Alabama Law Largely Upheld

By James R. Edwards, Jr. on September 29, 2011

A federal judge's ruling that much of Alabama's immigration-related law may stand marks progress in a number of ways. Here's a brief, first-cut take on the victory for Alabama's citizens and defeat for open-borders zealots.

First, the judge in Alabama seems unclear on what's federally pre-empted and what's not. Some of the provisions of this law that the judge continues to block are similar to provisions in Arizona's law that the courts have okayed. Other provisions, while novel, such as verifying lawful residence for school enrollment, are welcome. The principle of "broken windows" policing underlies such laws. This principle involves vigilance at every turn where illegal foreign residents come in contact with government. Alabama understands that such closing of official negligence will determine the effectiveness of these laws. Too bad the judge couldn't grasp the underlying principle, which also undergirds each state's broad police powers.

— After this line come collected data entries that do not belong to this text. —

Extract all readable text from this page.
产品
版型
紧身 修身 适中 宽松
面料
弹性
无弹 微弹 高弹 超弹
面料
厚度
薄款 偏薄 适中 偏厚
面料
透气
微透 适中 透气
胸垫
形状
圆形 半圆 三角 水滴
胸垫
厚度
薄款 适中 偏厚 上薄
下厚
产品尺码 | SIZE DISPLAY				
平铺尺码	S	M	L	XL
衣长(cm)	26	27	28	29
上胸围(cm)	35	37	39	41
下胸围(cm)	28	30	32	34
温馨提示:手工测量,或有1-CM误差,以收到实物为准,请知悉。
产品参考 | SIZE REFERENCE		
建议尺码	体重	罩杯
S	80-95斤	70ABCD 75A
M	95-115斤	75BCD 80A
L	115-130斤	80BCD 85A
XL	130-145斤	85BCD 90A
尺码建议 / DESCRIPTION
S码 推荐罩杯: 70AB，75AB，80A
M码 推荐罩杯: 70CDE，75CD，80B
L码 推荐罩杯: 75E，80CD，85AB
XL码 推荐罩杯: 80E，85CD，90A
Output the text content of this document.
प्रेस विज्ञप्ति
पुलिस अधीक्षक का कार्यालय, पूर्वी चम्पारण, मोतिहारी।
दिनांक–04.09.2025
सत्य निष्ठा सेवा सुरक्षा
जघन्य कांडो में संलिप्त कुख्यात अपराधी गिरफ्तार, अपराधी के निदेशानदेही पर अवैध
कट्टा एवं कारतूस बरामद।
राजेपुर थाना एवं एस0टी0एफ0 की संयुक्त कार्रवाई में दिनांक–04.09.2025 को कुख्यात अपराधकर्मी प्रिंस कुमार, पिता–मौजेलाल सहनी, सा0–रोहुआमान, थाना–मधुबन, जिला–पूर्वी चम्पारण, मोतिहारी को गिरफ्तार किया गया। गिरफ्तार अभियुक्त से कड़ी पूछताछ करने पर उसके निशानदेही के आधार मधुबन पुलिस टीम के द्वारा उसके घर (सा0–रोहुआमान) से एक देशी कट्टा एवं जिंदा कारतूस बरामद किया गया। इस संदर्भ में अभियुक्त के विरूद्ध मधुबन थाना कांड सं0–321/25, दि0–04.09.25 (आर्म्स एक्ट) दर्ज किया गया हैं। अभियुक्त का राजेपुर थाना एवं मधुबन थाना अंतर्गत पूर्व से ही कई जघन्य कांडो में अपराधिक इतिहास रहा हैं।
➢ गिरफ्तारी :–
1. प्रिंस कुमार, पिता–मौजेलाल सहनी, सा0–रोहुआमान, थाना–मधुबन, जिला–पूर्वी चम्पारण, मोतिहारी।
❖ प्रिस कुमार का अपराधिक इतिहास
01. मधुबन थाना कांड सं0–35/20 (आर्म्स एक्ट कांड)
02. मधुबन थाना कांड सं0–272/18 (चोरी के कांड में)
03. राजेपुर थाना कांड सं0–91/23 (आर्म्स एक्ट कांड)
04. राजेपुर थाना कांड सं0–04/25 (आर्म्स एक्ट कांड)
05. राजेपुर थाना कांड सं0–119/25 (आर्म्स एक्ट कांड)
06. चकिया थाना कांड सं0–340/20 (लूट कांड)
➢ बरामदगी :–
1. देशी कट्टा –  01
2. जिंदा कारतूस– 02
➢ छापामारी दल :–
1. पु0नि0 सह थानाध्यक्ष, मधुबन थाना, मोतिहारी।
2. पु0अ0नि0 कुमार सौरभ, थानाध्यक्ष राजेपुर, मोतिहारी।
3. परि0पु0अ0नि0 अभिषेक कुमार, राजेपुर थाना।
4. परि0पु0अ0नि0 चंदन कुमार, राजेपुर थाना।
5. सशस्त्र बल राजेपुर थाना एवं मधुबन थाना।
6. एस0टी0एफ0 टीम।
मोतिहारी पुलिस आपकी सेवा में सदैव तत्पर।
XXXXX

Second, the court decision comes in a jurisdiction far outside the loopy Ninth Circuit. The latter is where Arizona is located. The Ninth Circuit has the dubious distinction of being the most oft-overturned appellate court in the land. That is, the Supreme Court often steps in with adult supervision. So, getting a favorable ruling in a more normal jurisdiction bodes well for other states and localities suffering the consequences of unchecked immigration.

This decision further helps the legal landscape, generally speaking, for states and localities beating open-borders and leftist warfare by litigation. It improves the prospects of other laws recently enacted in other states withstanding vicious legal attacks. Given recent Supreme Court rulings on related issues, Alabama's chances of coming out ahead on this seem to be pretty good.